Duas recentes decisões do Supremo Tribunal Federal reafirmam o entendimento assente de ser o CNJ um simples órgão administrativo e burocrático e, em certa medida, proclamando que o CNJ não tem competência para legislar, muito menos existe possibilidade de substituir-se ao legislador, devendo respeito estrito à Constituição com o dever de atuar dentro da competência que o texto constitucional lhe confere. Em outras palavras, ressalvadas as funções que a Constituição lhe atribui, não pode o Conselho Nacional de Justiça, como a prática de sua atuação demonstra, exorbitar daquelas funções e, no caso, lembra excesso similar em relação à obra do pintor Apeles, praticado por um sapateiro que, após tecer críticas às sandálias do guerreiro numa pintura e ver corrigido o defeito, ousou fazer observações à lança contida da pintura. E, como o crítico do pintor clássico da Grécia antiga, merece o referido Conselho aqui e agora a mesma repulsa: "Não suba o sapateiro além das sandálias!"

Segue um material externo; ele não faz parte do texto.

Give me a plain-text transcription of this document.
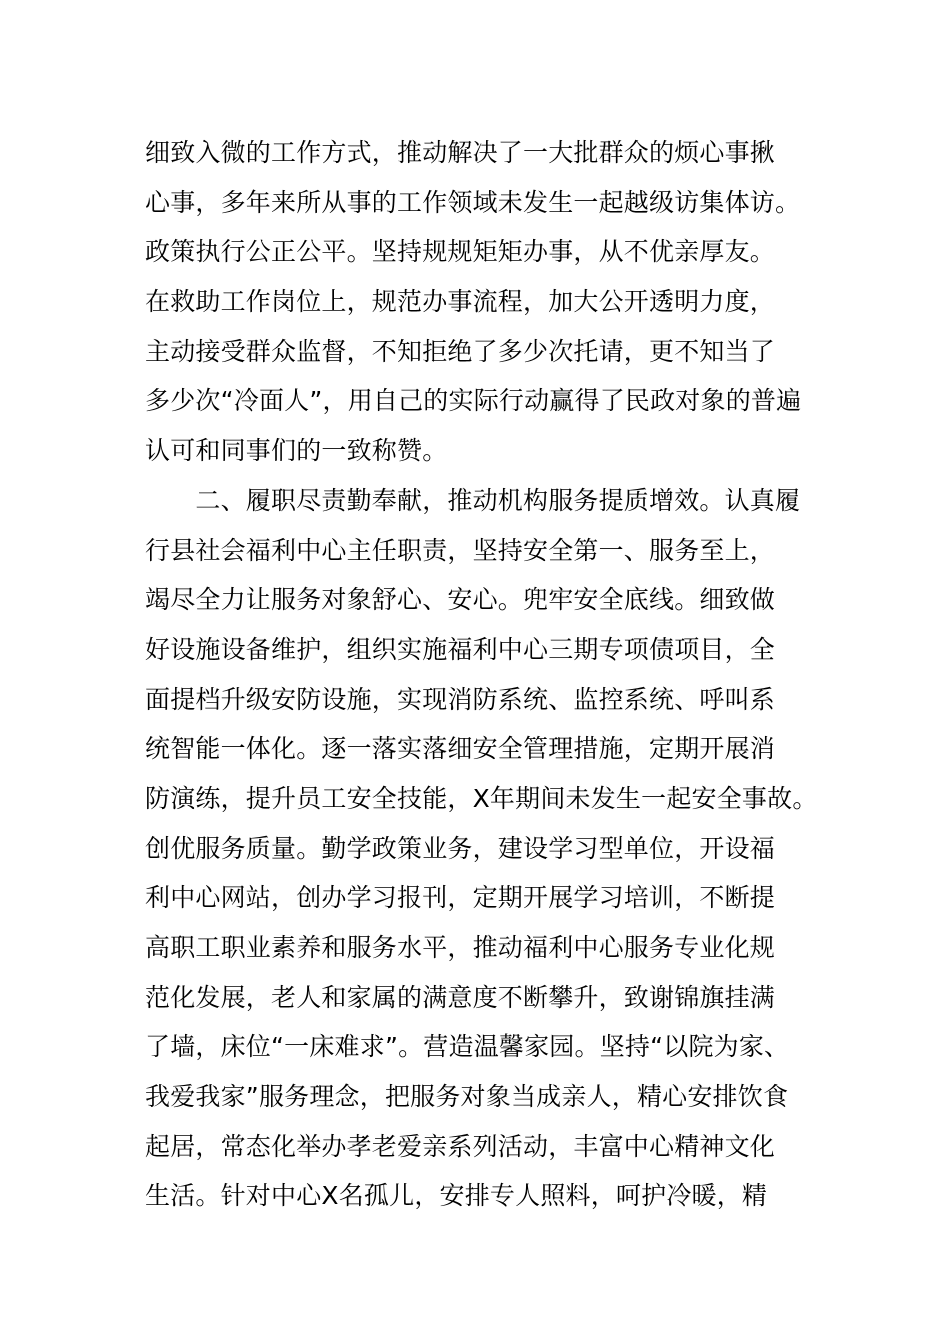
细致入微的工作方式，推动解决了一大批群众的烦心事揪
心事，多年来所从事的工作领域未发生一起越级访集体访。
政策执行公正公平。坚持规规矩矩办事，从不优亲厚友。
在救助工作岗位上，规范办事流程，加大公开透明力度，
主动接受群众监督，不知拒绝了多少次托请，更不知当了
多少次“冷面人”，用自己的实际行动赢得了民政对象的普遍
认可和同事们的一致称赞。
　　二、履职尽责勤奉献，推动机构服务提质增效。认真履
行县社会福利中心主任职责，坚持安全第一、服务至上，
竭尽全力让服务对象舒心、安心。兜牢安全底线。细致做
好设施设备维护，组织实施福利中心三期专项债项目，全
面提档升级安防设施，实现消防系统、监控系统、呼叫系
统智能一体化。逐一落实落细安全管理措施，定期开展消
防演练，提升员工安全技能，X年期间未发生一起安全事故。
创优服务质量。勤学政策业务，建设学习型单位，开设福
利中心网站，创办学习报刊，定期开展学习培训，不断提
高职工职业素养和服务水平，推动福利中心服务专业化规
范化发展，老人和家属的满意度不断攀升，致谢锦旗挂满
了墙，床位“一床难求”。营造温馨家园。坚持“以院为家、
我爱我家”服务理念，把服务对象当成亲人，精心安排饮食
起居，常态化举办孝老爱亲系列活动，丰富中心精神文化
生活。针对中心X名孤儿，安排专人照料，呵护冷暖，精
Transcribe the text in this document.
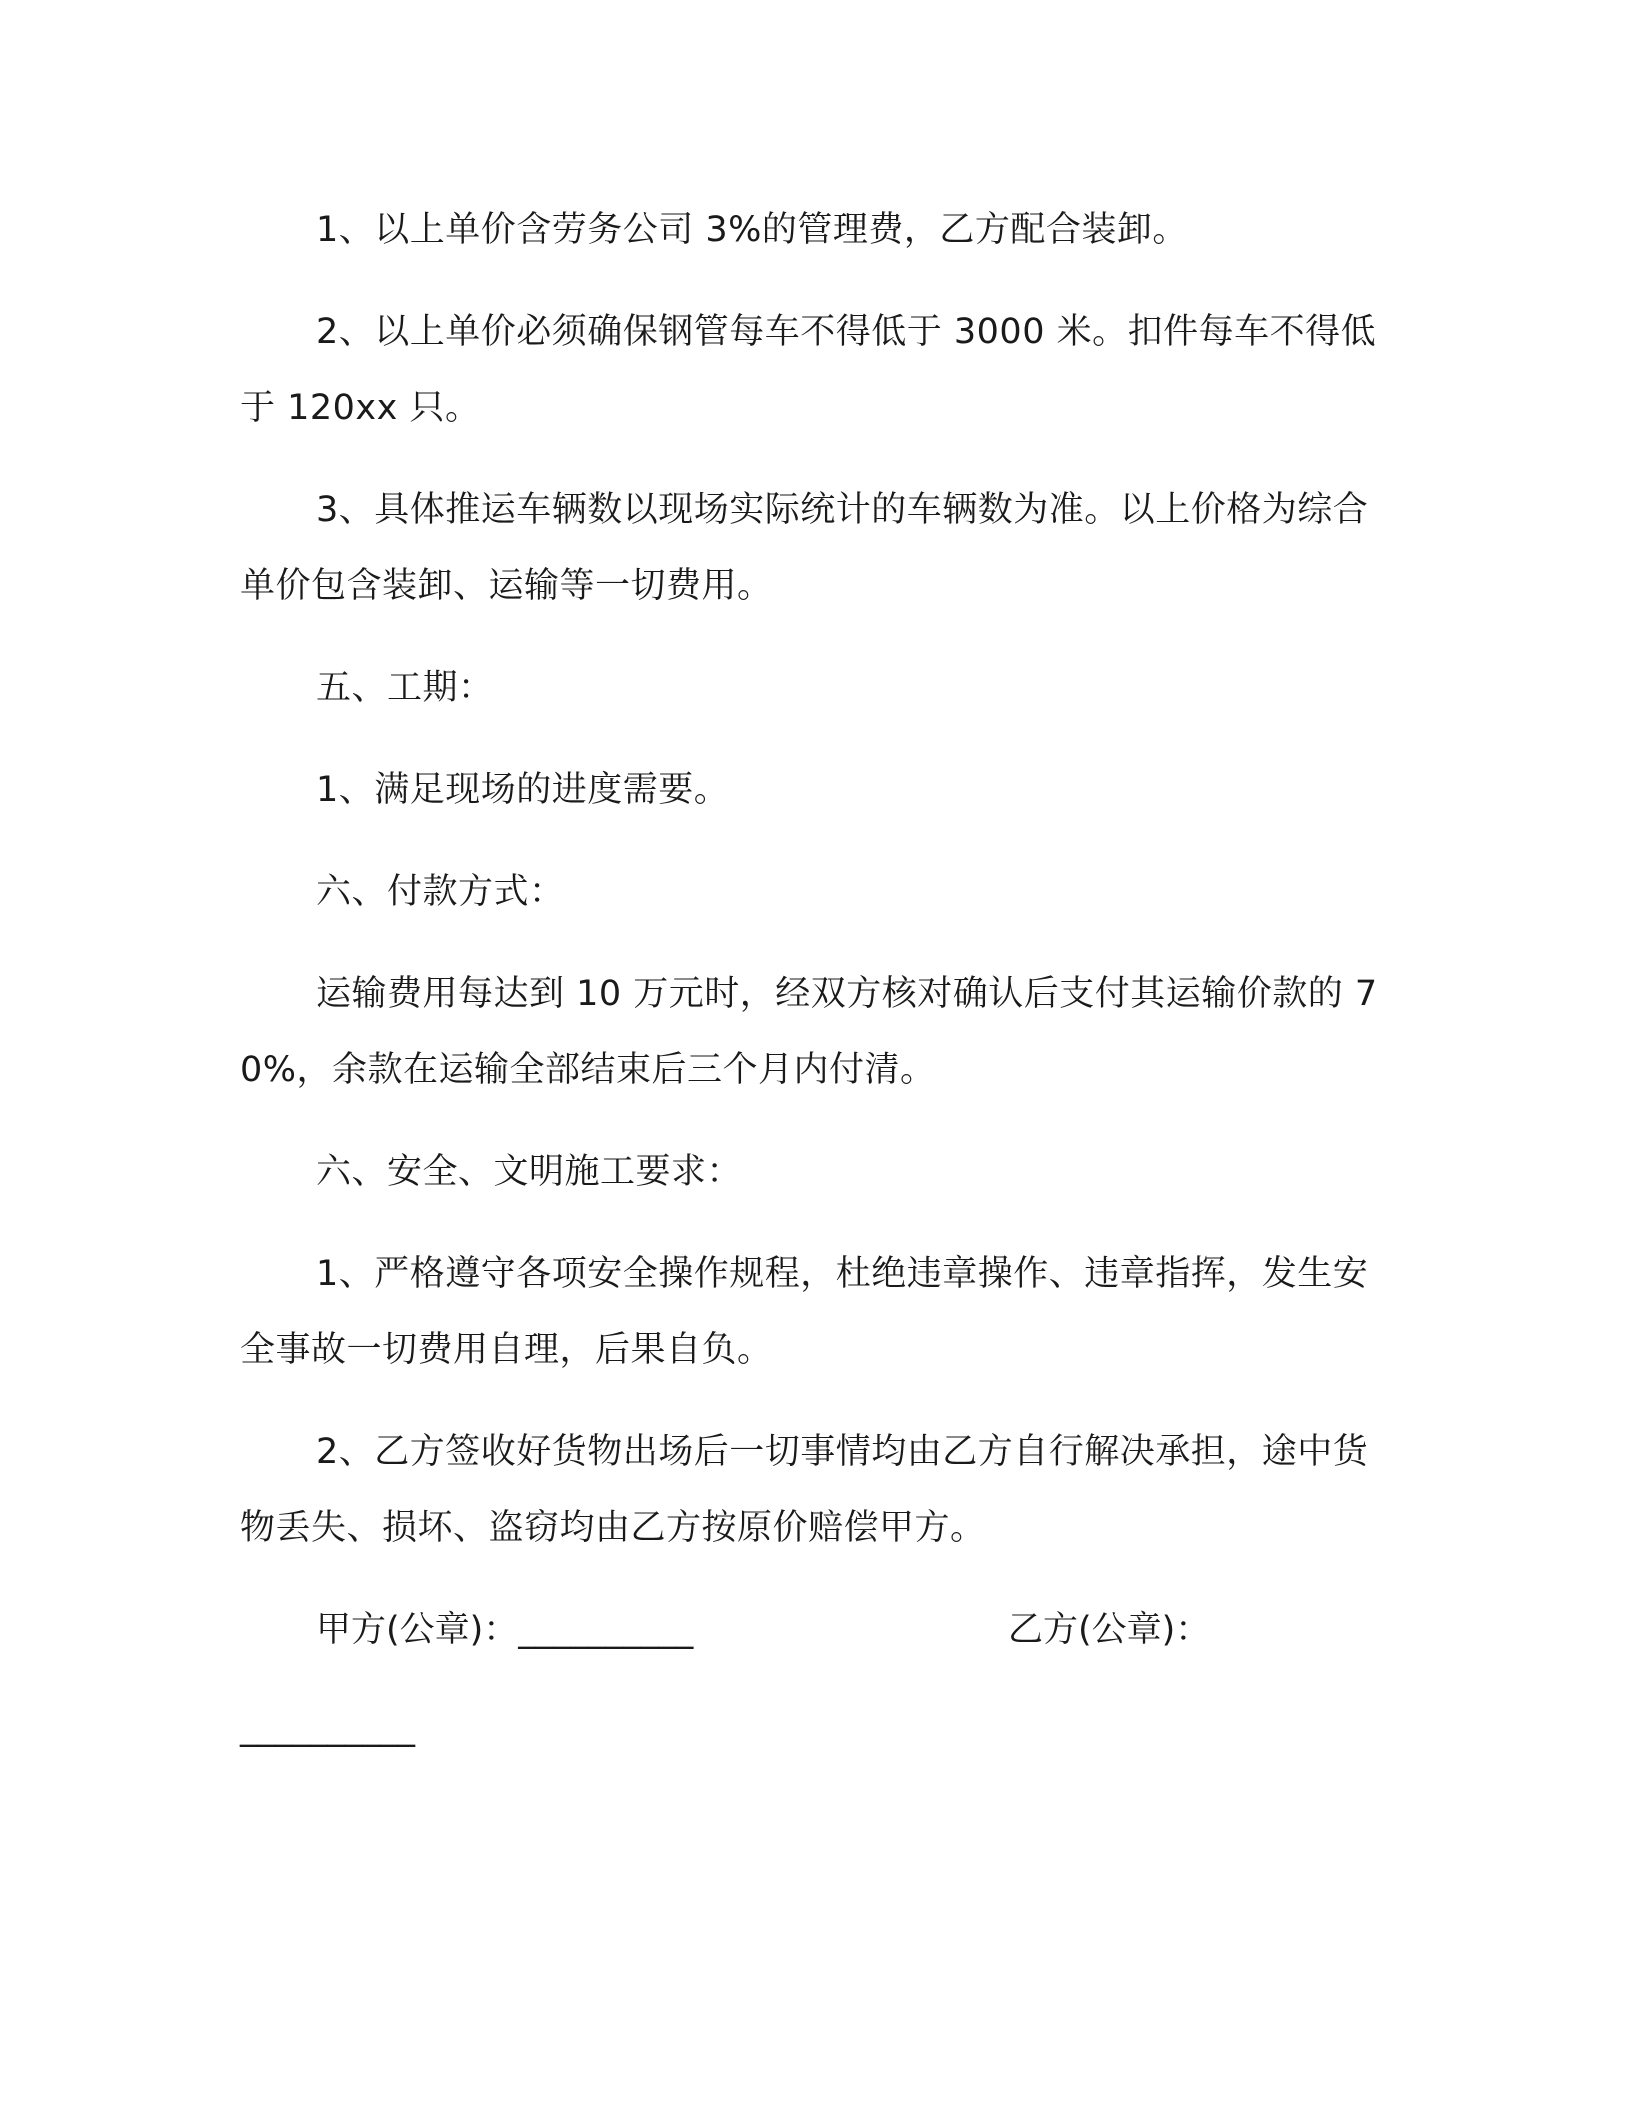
1、以上单价含劳务公司 3%的管理费，乙方配合装卸。

2、以上单价必须确保钢管每车不得低于 3000 米。扣件每车不得低于 120xx 只。

3、具体推运车辆数以现场实际统计的车辆数为准。以上价格为综合单价包含装卸、运输等一切费用。

五、工期：

1、满足现场的进度需要。

六、付款方式：

运输费用每达到 10 万元时，经双方核对确认后支付其运输价款的 70%，余款在运输全部结束后三个月内付清。

六、安全、文明施工要求：

1、严格遵守各项安全操作规程，杜绝违章操作、违章指挥，发生安全事故一切费用自理，后果自负。

2、乙方签收好货物出场后一切事情均由乙方自行解决承担，途中货物丢失、损坏、盗窃均由乙方按原价赔偿甲方。

甲方(公章)：__________	乙方(公章)：
__________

A atual Ministra Corregedora Nacional do Conselho, esquecendo-se de que a competência daquele órgão está definida na Constituição e não lhe cabe, em hipótese alguma, exercer atividade disciplinar primária quanto aos magistrados estaduais de qualquer grau de jurisdição, em desrespeito ao princípio basilar da Federação, veio à imprensa para dizer, data venia, de forma inoportuna e generalizada que as decisões teriam deixado impunes "bandidos vestidos de toga" e só seria possível fiscalizar o Tribunal de Justiça de São Paulo quando "o sargento Garcia viesse a prender o Zorro". Lamentável e mais lamentável, ainda, pelo fato da Ministra ter jogado as infelizes frases para a Imprensa que, mal informada, ignorante da Constituição e gostando do escândalo aproveitou-se do episódio, para atacar, levianamente, o Supremo Tribunal Federal. Chegou-se ao despropósito de o "Estado de São Paulo" do dia 22 de dezembro atacar dois eminentes Ministros da Corte Suprema insinuando que teriam ambos recebido, indevidamente, uma indenização paga pelo Estado, quando Desembargadores do Tribunal de Justiça de São Paulo. Em total desconhecimento da Constituição, o articulista se esquece que conceder-se a um órgão administrativo e burocrático a possibilidade de exercer qualquer tipo de correição no Supremo e por via de conseqüência na atuação de seus Ministros é a negação absoluta do Estado de Direito e a coroação do absurdo.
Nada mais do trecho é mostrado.